NKI-onderzoekers hebben het eiwit ontdekt dat endosomen in een cel vasthoudt totdat ze rijp zijn. Zo regelt het op zijn eentje de inwendige stoffenhuishouding, schrijven Sjaak Neefjes en collega’s in Cell.

Die endosomen zijn blaasjes waarin allerlei afvalproducten zich ophopen. Een deel wordt door allerlei enzymen klaar gemaakt voor hergebruik, het restant wordt uiteindelijk geloosd buiten het celmembraan. Maar het verzamelen van die stoffen kost tijd, en de enzymen hebben nog meer tijd nodig om ze te verwerken.

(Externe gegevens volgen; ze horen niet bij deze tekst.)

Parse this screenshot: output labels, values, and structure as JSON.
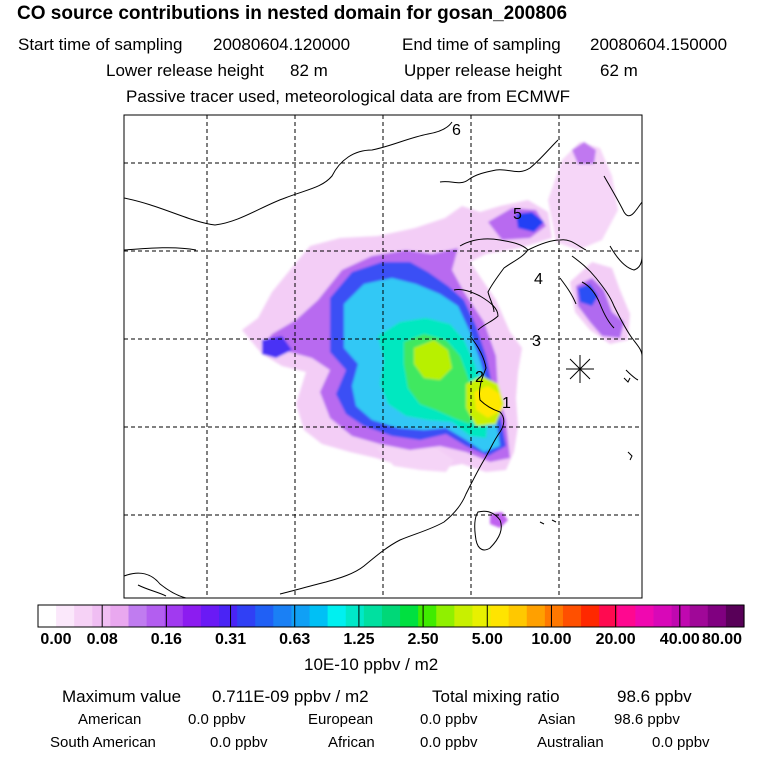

Als je het uiterst efficiënte transportsysteem van de cel haar gang zou laten gaan, zouden die enzymen daar bij lange na niet de tijd voor krijgen. Maar in de praktijk verspreiden de endosomen zich niet eens door de hele cel maar hopen zich op in het gebied rond de celkern, waar ze pas het vertreksein krijgen als de enzymen klaar zijn. Die ophoping heeft als bijkomend voordeel dat de endosomen hun lading gemakkelijk onderling kunnen uitwisselen; de publicatie spreekt van een ‘cargo bazaar’.

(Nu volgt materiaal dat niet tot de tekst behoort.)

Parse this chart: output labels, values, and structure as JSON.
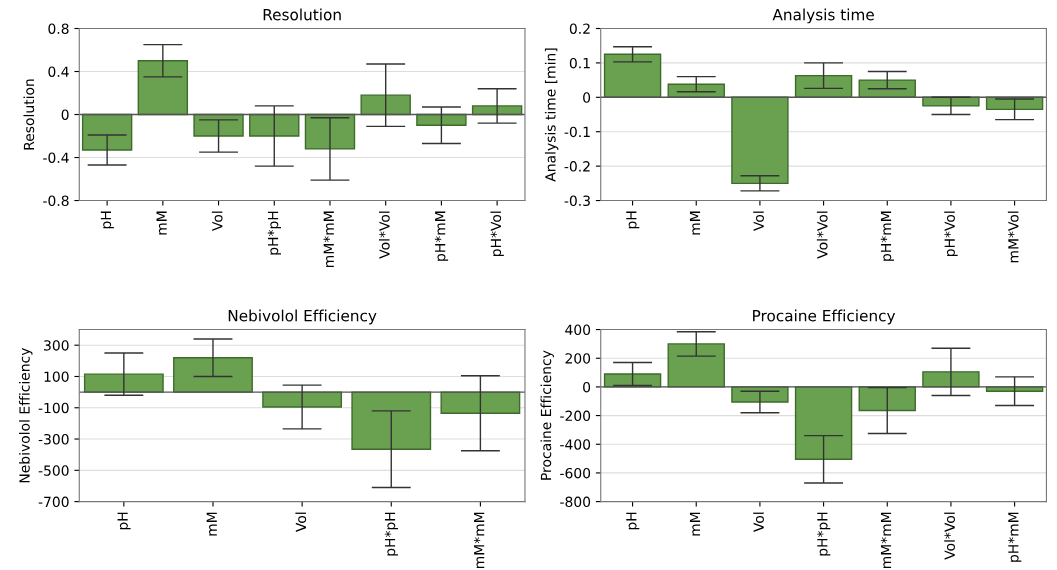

Samen met Sanquin en het LUMC hebben de NKI’ers nu ontdekt dat de endosomen in de tussentijd worden vastgehouden door ubiquitin ligase Ring finger protein 26, afgekort RNF26. Dit eiwit bevindt zich in het endoplasmatisch reticulum, een netwerk van membranen dat door de hele cel verspreid zit. RNF26 zoekt echter vooral het gebied rond de celkern op, en bindt daar via-via aan een ‘adaptermolecuul’ op de endosomen.

Dat zo’n endosoom daarn niet eeuwig verankerd blijft, is te danken aan een tweede enzym genaamd USP15. Dat concurreert met RNF26 wat de via-via-binding aan endosomen betreft, maar het zit niet aan het endoplasmatisch reticulum vast.

Hoe USP15 bepaalt welke endosomen het moet losgooien door RNF26 weg te concurreren, is nog volledig onduidelijk. Hoe het komt dat RNF26 alleen rond de kern actief is in plaats dat het zich over het hele endoplasmatisch reticulum verspreidt, is ook nog een raadsel.